Uses for a new pro-tools rig # 117
literal reversioning
This has been around for a while and spawned various imitations but I think it is absolutely the best.
Suggestions for which song might best benefit from a Squid Ink reversioning?
I had in mind Richard Marx's Hazard but am not sure we could pull off the FM radio sheen.
Labels: post-modern bricolage, Richard Marx, Tears for Fears
6 Comments:
I have been listening quite a bit to the Country Music station (91.7 I think) and "I'm a real bad boy but I'm a real good man" would stand up well to some literal representation. There was also a touching Hazard-like balad where, after a fight on prom night, a girl is hit by a car and made paraplegic but doesn't blame the narrator of the song for the fight...which the narrator finds touching and inspiring...all this in the first verse!!! Sadly, I cannot remember the name.

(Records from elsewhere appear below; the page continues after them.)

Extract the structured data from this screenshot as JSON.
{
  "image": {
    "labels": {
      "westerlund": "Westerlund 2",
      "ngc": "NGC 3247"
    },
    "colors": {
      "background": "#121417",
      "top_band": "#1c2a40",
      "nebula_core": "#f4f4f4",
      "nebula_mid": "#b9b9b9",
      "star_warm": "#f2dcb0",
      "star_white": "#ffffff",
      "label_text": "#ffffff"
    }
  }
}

you gotta concentrate on the clip not the lyrics. Ideally you want a song with bland lyrics but a stong narrative line in the music video. Country and Western is more likely ot be the opposite in my (adittedly limited) experience. The more I think about it htis rules out Hazard, also, as the clip follows the song too faithfully from memory.
Of course...I now realise that this is the wrong way around...you need the film clip...
There is no more narrative loaded clip than this one. And it had Felicity in it.
But it's still not exactly right - you need one where there is lots going on but the male lead is mystifyingly both in character AND singing the song. I'll keep thinking.
dude, I had totally forgotten that clip and it is just awesome. I watched it twice over.